Wow. That's a good question, because the boundaries really have blurred. I mean, these days, we all work side by side and do similar things. Twenty or 30 years ago, there were sort of two camps. There were linguists that were trying to build speech recognizers by explicitly programming up knowledge about the structure of language, and then there were engineers who came along and said, "Language is so complex, nobody understands it well enough, and there's just too much there to ever be able to explicitly program it, so instead, we'll build these big statistical models, feed them data, and the let them learn." For a while, the engineers were winning, but nobody was doing a great job.

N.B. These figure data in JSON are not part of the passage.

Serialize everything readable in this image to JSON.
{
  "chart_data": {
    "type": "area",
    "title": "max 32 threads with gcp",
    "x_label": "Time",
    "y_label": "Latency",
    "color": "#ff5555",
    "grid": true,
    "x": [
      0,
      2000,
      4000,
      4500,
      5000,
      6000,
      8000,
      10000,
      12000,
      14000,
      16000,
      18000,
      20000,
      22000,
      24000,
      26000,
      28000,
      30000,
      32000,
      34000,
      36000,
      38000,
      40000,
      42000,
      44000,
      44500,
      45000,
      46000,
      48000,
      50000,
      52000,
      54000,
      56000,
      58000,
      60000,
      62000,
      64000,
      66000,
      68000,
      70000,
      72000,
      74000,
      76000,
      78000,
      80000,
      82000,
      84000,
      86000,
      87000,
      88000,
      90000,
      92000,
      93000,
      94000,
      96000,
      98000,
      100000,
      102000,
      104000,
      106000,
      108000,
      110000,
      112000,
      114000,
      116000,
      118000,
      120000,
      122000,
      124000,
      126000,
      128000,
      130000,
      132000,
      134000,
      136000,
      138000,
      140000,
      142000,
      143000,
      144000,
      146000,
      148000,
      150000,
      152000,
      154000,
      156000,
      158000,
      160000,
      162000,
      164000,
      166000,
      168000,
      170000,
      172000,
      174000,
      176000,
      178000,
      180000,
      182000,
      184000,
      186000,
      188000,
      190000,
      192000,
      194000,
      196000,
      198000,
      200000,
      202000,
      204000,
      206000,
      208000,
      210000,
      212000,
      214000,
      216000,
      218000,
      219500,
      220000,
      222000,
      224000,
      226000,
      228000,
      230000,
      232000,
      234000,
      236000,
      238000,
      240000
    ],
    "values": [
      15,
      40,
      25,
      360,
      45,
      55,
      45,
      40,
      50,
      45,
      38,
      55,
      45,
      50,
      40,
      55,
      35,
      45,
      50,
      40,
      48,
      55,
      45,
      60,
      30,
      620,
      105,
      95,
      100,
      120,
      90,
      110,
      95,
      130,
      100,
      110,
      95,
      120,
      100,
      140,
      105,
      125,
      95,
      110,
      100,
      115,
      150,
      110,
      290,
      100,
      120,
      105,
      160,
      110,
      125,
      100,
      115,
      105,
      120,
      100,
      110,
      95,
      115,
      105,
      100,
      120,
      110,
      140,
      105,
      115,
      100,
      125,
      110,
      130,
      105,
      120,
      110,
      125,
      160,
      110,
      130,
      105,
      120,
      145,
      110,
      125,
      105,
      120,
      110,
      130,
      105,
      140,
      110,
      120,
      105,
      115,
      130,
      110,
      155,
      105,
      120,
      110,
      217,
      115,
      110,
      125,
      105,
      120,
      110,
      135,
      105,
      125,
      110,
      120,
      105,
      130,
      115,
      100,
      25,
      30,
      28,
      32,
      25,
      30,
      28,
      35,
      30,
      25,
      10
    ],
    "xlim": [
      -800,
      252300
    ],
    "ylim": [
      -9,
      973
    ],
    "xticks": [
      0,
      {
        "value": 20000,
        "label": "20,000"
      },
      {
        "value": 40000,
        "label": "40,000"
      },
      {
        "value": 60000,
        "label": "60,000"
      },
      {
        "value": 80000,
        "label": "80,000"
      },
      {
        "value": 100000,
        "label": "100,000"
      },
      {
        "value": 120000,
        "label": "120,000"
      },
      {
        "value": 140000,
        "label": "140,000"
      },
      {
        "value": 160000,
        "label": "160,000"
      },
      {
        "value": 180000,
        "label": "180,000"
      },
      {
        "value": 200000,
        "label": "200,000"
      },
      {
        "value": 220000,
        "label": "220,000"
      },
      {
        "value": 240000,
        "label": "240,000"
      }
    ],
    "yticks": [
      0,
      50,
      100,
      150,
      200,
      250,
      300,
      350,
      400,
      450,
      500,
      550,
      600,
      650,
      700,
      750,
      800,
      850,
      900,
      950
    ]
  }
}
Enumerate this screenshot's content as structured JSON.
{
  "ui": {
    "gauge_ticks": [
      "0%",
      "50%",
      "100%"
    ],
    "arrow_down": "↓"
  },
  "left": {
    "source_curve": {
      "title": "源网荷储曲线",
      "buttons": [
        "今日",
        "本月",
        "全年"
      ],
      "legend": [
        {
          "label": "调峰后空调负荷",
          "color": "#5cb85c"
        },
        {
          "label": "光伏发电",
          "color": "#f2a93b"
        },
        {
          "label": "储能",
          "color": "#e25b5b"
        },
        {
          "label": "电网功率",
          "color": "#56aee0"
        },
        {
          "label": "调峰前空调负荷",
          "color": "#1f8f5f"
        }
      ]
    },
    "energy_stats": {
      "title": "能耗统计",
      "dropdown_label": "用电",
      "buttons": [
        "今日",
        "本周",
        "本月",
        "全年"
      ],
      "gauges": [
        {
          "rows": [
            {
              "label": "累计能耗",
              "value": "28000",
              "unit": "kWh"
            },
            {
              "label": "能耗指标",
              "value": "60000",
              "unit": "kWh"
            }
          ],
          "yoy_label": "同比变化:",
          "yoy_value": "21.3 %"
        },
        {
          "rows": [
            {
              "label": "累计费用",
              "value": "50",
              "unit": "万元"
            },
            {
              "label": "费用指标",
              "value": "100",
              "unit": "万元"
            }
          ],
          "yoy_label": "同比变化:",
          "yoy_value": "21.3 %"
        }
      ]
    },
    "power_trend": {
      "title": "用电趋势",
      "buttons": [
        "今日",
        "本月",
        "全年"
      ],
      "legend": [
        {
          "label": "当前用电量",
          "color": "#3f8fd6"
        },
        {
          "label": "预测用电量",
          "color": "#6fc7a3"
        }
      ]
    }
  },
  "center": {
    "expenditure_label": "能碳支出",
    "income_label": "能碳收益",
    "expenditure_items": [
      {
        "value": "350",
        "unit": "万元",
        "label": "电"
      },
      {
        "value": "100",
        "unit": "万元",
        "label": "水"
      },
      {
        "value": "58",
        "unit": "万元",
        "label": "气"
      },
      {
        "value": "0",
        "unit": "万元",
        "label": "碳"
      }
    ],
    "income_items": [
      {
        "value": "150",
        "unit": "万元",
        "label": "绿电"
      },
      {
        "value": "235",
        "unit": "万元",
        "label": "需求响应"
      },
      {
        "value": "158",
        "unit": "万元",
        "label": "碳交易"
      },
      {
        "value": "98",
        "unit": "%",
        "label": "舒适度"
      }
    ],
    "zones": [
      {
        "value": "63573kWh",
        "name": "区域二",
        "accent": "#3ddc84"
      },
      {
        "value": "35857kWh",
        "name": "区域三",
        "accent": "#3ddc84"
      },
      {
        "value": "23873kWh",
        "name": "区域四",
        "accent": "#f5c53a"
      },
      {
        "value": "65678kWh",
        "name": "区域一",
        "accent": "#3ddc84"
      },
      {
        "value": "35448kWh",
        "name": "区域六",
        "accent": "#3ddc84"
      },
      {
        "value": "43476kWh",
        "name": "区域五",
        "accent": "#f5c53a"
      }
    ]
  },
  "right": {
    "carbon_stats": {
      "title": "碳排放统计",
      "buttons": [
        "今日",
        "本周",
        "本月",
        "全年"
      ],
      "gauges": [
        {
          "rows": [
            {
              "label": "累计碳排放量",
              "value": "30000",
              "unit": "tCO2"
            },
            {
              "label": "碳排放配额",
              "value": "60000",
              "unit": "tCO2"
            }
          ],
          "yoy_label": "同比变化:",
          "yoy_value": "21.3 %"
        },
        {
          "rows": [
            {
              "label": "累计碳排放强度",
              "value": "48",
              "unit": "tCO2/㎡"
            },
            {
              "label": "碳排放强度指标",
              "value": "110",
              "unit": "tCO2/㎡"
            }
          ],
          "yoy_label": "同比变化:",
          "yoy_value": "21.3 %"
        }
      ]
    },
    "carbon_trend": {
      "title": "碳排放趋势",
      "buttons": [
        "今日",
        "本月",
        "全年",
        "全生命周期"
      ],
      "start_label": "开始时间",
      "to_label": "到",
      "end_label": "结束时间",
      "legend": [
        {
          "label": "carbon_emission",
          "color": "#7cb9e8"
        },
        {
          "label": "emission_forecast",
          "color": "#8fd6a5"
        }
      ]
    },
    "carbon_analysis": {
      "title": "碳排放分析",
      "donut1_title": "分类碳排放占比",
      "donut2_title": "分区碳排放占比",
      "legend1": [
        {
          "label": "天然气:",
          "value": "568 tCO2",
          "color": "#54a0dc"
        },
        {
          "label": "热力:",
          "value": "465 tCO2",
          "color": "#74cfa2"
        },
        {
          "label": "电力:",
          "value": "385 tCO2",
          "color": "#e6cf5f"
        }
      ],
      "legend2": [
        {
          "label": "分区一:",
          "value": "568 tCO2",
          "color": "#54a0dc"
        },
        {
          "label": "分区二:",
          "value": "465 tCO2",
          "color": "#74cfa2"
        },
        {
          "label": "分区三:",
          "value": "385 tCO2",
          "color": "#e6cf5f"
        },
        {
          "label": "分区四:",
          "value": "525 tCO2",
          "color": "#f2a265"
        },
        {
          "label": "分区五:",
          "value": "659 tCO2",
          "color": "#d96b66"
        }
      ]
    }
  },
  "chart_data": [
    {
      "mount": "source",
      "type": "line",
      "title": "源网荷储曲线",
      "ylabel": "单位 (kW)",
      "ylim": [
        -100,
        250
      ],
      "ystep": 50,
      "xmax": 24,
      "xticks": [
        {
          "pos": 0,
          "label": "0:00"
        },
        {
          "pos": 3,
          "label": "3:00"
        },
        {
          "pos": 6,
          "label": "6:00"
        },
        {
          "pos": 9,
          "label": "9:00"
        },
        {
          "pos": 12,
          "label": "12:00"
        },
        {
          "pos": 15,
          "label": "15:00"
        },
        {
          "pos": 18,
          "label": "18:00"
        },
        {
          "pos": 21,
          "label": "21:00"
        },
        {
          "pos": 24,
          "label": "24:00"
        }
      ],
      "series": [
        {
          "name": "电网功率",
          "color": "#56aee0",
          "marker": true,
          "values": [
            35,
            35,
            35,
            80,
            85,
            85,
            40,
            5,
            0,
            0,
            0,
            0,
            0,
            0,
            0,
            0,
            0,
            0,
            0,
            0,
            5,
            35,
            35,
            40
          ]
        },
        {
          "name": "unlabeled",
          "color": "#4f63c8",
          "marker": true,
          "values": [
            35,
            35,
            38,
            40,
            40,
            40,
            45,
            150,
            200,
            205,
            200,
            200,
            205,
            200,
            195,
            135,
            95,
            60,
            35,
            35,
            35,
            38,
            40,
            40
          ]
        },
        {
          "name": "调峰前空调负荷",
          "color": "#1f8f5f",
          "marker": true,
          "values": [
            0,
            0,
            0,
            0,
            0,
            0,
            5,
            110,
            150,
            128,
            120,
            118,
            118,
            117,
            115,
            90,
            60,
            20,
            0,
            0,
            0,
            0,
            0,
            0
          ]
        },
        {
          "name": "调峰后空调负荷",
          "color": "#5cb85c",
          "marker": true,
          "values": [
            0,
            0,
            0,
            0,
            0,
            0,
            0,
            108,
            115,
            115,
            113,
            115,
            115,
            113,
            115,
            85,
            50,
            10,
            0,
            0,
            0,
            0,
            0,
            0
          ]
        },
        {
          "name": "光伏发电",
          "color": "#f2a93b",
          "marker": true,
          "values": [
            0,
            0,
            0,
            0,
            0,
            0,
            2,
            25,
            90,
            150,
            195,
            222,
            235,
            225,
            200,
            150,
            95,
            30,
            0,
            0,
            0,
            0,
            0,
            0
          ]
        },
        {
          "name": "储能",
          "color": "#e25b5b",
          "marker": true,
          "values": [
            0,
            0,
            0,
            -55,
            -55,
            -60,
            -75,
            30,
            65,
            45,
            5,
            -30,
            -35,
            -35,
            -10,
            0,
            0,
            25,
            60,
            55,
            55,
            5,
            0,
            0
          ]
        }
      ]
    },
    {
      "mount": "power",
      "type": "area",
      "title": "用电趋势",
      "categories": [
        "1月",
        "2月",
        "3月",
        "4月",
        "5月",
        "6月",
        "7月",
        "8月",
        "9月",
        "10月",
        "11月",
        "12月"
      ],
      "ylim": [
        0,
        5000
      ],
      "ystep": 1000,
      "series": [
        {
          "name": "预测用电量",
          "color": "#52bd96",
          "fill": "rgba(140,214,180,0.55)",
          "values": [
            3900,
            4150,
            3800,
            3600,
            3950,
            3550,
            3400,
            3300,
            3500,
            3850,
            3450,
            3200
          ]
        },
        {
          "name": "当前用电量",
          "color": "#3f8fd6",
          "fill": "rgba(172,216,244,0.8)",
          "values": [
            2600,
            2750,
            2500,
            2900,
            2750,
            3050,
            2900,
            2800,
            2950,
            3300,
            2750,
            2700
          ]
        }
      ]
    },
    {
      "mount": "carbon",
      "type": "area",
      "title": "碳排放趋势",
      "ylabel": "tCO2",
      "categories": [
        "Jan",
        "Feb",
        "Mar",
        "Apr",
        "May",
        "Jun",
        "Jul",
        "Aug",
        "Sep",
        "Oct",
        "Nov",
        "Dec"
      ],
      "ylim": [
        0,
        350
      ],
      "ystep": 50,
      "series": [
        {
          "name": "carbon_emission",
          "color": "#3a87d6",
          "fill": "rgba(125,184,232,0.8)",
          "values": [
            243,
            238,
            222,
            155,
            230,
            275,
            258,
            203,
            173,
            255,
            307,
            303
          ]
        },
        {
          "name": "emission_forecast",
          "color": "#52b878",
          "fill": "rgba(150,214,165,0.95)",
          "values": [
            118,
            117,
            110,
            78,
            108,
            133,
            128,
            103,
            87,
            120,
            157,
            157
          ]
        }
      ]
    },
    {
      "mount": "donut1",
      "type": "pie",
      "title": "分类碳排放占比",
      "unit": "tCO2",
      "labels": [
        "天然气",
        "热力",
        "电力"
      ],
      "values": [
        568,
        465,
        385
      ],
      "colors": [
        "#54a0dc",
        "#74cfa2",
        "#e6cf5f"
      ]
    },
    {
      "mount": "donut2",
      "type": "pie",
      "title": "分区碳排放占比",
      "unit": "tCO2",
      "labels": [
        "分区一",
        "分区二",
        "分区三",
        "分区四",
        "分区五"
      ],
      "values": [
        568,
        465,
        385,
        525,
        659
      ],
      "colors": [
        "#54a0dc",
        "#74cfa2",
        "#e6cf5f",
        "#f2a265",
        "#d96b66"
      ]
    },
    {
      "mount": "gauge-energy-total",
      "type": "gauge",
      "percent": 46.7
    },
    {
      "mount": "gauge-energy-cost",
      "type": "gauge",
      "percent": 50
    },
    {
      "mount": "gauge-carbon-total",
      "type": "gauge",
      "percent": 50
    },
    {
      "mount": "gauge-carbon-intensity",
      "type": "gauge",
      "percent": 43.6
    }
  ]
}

So more recently, like, in the last 25 years, those communities came together and we learned certain things from the linguists about the structure of speech, like the fact that I mentioned earlier, which is the production of any particular phoneme is very influenced by the phonemes that surround it. Linguists have been publishing on that, calling it co-articulation, for years. Finally, the statisticians or engineers took that to heart and built models that are context dependent so that they can learn and add a separate model for "ah" as it occurs following an "mm" versus a "duh," and so on and so forth.
Those communities really came together, and so -- maybe I've thrown these terms around too loosely referring to speech technologists versus computational linguists. We all work on the boundary of trying to understand language, the structure of language, trying to develop algorithms, machine learning style algorithms where we figure out how do we come up with a better model that can better capture the structure of speech, and then have an algorithm such that we feed that model lots and lots of data, and the model both changes its structure and alerts its internal parameters to become a better, richer model of language, given the data that's being fed to it.